DataScienceTutorials.jl More sophisticated example of learning networks

@ablaom it would be nice to have a quick example of something that can't be done with a pipeline; I was thinking something like

L1 : standardizer and boxcox L2 : Ridge and DTR L3 : hcat and feed to a LinearRegressor

It should look something like this

W = X |> Standardizer()
z = y |> UnivariateBoxCoxTransformer()
ẑ₁ = (W, z) |> RidgeRegressor()
ẑ₂ = (W, z) |> DecisionTreeRegressor()
R = hcat(ẑ₁, ẑ₂)
ẑ = (R, z) |> LinearRegressor()
ŷ = ẑ |> inverse_transform(z)

but it looks like there's an issue with fitting the R node, could you comment on it?

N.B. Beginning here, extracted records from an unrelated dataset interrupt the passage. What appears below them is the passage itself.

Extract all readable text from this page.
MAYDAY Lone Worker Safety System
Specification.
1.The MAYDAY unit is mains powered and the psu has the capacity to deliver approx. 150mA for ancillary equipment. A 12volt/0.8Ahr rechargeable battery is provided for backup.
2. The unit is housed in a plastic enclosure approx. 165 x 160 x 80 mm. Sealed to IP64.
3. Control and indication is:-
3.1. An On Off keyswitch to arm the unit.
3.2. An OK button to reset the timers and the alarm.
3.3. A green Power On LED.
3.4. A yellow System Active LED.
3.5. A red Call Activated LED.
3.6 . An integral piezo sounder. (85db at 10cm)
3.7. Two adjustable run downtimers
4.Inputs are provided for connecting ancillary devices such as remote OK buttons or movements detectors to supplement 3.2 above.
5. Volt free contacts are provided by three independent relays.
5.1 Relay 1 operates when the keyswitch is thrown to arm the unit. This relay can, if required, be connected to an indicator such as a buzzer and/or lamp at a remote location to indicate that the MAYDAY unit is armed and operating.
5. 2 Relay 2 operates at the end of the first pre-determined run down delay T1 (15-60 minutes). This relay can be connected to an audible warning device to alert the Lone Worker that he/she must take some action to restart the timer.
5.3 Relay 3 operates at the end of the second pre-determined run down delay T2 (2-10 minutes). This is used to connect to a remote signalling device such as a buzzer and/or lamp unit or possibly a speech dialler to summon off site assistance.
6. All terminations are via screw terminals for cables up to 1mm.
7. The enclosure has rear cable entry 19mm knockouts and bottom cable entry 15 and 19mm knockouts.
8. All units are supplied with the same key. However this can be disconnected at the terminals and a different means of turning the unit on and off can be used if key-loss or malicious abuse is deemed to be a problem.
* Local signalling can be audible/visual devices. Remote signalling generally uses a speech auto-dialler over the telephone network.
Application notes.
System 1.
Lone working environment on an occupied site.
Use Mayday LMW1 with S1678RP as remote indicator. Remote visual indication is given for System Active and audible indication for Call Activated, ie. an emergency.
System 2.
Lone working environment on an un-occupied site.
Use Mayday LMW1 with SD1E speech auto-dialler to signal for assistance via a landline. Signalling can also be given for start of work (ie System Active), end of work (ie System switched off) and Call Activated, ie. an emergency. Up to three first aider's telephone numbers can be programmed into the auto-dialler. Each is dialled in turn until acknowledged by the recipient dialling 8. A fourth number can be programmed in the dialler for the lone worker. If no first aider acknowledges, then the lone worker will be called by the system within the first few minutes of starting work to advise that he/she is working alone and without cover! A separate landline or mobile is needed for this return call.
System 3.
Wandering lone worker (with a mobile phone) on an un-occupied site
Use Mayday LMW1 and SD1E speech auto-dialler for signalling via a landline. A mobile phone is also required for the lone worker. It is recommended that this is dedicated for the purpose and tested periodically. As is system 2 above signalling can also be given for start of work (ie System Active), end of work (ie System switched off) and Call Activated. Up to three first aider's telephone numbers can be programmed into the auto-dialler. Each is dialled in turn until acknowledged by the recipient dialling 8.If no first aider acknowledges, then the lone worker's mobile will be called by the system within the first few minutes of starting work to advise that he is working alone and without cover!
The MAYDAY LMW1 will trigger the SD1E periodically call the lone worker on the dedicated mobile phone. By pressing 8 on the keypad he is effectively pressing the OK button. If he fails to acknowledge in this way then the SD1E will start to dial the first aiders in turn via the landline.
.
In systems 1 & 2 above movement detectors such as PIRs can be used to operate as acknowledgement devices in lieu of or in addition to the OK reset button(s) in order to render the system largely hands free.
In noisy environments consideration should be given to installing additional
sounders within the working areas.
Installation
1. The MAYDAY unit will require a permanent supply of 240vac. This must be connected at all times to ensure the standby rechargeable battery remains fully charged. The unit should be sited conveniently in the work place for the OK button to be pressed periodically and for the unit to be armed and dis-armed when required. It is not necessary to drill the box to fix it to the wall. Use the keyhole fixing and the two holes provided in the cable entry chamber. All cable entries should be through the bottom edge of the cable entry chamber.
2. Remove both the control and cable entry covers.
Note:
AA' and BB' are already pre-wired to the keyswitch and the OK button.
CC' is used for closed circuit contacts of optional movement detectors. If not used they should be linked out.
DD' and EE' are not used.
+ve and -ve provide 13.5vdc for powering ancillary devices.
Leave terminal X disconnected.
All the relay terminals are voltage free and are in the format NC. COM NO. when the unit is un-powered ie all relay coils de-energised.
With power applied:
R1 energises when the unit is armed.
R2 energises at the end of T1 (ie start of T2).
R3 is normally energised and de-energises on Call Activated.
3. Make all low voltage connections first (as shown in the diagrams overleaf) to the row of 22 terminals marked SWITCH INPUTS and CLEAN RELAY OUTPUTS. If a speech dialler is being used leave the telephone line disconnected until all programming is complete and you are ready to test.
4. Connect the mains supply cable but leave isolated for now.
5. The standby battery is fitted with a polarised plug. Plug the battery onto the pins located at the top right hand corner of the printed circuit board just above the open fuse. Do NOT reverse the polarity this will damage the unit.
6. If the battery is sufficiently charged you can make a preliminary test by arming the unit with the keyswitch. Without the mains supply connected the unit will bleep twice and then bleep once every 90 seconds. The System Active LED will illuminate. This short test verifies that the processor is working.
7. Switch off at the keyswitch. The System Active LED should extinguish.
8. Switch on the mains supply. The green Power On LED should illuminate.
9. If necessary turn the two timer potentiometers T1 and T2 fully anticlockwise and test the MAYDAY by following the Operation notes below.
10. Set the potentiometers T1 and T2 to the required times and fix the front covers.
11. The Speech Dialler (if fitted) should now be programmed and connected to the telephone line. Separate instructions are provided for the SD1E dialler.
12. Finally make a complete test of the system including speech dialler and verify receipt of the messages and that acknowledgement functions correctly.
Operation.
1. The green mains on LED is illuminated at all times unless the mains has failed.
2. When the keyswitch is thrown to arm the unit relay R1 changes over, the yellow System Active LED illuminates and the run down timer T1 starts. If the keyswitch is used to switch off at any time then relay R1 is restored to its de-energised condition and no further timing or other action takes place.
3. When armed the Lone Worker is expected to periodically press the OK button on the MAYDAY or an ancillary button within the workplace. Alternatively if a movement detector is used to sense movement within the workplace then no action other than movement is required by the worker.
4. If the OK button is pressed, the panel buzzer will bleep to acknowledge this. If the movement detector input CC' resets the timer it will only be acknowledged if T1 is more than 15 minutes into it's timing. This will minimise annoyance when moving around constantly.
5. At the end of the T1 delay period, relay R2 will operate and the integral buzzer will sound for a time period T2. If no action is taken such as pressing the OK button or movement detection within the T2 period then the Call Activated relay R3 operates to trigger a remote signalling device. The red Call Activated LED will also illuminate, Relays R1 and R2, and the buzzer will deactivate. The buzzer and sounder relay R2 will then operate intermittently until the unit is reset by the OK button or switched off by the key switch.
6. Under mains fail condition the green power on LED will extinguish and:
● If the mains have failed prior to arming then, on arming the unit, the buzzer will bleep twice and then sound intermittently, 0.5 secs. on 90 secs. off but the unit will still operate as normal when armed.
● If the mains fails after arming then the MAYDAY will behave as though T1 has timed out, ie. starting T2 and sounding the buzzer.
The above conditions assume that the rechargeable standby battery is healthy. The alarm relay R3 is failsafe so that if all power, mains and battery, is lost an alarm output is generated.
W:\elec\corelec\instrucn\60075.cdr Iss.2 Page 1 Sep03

ERROR: MethodError: no method matching ridge(::Array{Any,2}, ::Array{Float64,1}, ::Float64)

Oct 22 '19 16:10 tlienart

Hmm the KNNRidge blend example is actually just that. But I'd still be curious to understand what I did wrong above

Oct 22 '19 16:10 tlienart

Your problem: LinearRegressor() expects a table but it is getting a matrix here. So you need to insert an MLJTable.
Another problem: You can't apply the inverse_transform directly to ẑ because it makes probablisitic predictions. So you need to insert a mean. Sadly, mean is not overloaded for nodes, so you need to use the node method to do this yourself

The following code works:

using MLJ

Xr, yr = @load_boston
zr = rand(length(yr))

X = source(Xr)
y = source(yr)
z = source(zr)

W = X |> Standardizer()
z = y |> UnivariateBoxCoxTransformer()
ẑ₁ = (W, z) |> @load RidgeRegressor pkg=MultivariateStats
ẑ₂ = (W, z) |> @load DecisionTreeRegressor
R = MLJ.table(hcat(ẑ₁, ẑ₂))
ẑ_prob = (R, z) |> @load LinearRegressor pkg=GLM
ẑ = node(v->mean.(v), ẑ_prob)
ŷ = ẑ |> inverse_transform(z)
fit!(ŷ)
ŷ()

Side comment: A great non-trivial example is stacking, as suggested by the diagram on the MLJ Readme.

Oct 23 '19 01:10 ablaom

Or you could have used predict_mean but then you couldn't use the arrow syntax, I guess.

Oct 23 '19 01:10 ablaom